Bereits im dritten Jahrtausend vor Christus gab es schriftliche
Mahnungen, Zahlungsaufforderungen und Reklamationen. Dies belegen
Keilschrifttafeln aus dem Zweistromland Mesopotamien, die ein
Muensteraner Altertumskundler entziffert hat. Demnach wurde der
Geschaeftsverkehr auch vor viertausend Jahren in schriftlicher Form
abgewickelt.

Zu den Zeugnissen des antiken Geschaeftslebens gehoert beispielsweise
eine Gerichtsurkunde, die den Fall des Prokuristen Lu-Ningirsu
dokumentiert. Dieser aergerte sich darueber, dass der Tischler
Nigarkidu einen bestellten Sessel aus Buchsbaumholz nicht geliefert
hatte. Der Tischler war inzwischen verstorben - sein Sohn Baba
fuehrte das Geschaeft des Vaters jedoch fort und verpflichtete sich,
binnen drei Tagen zu liefern. Als Baba den Sessel auch nach zwei
Jahren noch nicht ausgeliefert hatte, verklagte der Prokurist den
Handwerker.

Weitere Wirtschafts- und Rechtsurkunden auf Keilschrifttafeln
behandeln Ernten, Grundstuecksverkaeufe oder Sklavenhandel.

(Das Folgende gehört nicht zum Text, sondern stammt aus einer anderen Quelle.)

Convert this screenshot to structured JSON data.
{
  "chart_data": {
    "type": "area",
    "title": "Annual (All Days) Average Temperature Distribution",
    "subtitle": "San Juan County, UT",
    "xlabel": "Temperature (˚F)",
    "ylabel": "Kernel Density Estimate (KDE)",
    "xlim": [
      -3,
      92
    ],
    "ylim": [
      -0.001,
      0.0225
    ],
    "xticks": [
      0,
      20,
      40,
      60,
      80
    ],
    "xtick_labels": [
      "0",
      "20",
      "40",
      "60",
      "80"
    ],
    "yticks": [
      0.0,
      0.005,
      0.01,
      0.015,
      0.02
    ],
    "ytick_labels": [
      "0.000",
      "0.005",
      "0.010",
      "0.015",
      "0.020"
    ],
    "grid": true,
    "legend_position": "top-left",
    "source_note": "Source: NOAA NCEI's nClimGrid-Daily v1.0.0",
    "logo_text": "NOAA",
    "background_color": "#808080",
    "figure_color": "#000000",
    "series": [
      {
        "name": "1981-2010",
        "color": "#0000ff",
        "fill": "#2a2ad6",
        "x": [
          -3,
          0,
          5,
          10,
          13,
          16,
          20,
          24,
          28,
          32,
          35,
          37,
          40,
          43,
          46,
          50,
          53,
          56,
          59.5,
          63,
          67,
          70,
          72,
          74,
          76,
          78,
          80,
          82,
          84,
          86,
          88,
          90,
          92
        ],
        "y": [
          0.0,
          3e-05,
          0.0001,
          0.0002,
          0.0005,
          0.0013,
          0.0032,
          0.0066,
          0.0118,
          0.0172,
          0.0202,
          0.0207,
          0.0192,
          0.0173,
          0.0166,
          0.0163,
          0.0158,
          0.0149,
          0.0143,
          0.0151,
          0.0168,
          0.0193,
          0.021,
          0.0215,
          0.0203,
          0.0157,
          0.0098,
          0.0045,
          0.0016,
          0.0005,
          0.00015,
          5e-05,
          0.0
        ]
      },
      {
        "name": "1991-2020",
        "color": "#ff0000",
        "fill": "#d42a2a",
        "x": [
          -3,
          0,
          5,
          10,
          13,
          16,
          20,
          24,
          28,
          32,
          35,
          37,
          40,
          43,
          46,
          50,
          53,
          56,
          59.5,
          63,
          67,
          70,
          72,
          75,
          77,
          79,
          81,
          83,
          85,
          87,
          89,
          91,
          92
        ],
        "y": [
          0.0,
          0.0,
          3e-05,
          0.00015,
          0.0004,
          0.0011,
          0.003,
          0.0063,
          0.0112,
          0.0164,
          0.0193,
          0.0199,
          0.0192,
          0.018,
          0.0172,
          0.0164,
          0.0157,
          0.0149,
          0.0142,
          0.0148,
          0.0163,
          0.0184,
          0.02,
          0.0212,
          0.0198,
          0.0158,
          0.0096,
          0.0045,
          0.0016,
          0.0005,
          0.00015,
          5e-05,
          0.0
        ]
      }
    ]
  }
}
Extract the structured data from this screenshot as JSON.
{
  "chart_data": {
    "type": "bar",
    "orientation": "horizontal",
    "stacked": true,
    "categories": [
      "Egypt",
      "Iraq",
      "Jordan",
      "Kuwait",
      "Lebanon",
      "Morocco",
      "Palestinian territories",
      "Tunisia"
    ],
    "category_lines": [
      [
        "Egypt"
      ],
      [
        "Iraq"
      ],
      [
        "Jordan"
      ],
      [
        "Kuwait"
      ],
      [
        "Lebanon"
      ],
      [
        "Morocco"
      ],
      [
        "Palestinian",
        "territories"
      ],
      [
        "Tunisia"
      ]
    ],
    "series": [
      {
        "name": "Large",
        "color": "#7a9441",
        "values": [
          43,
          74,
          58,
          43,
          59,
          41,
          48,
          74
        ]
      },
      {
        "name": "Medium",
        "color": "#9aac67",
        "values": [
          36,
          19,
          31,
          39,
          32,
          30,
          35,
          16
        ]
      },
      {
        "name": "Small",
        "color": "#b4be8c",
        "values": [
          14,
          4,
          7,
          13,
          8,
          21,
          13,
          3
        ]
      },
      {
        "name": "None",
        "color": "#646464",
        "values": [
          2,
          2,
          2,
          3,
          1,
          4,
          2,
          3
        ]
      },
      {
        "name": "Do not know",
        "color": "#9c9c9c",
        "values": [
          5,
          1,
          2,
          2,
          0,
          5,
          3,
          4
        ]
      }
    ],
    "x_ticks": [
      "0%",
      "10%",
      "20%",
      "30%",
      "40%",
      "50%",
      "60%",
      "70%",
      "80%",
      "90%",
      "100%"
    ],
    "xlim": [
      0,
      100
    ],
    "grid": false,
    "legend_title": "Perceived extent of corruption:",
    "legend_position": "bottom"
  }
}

Auch
Kreditgeschaefte waren damals an der Tagesordnung, fand der Forscher
heraus.

Seiner Ansicht nach sind die Dokumente unter sozial- und
rechtsgeschichtlichen Aspekten besonders spannend. So zeigen
Prozessurkunden, dass Frauen damals schon rechts- und
geschaeftsfaehig waren. Sie konnten vor Gericht klagen, aber auch
verklagt werden.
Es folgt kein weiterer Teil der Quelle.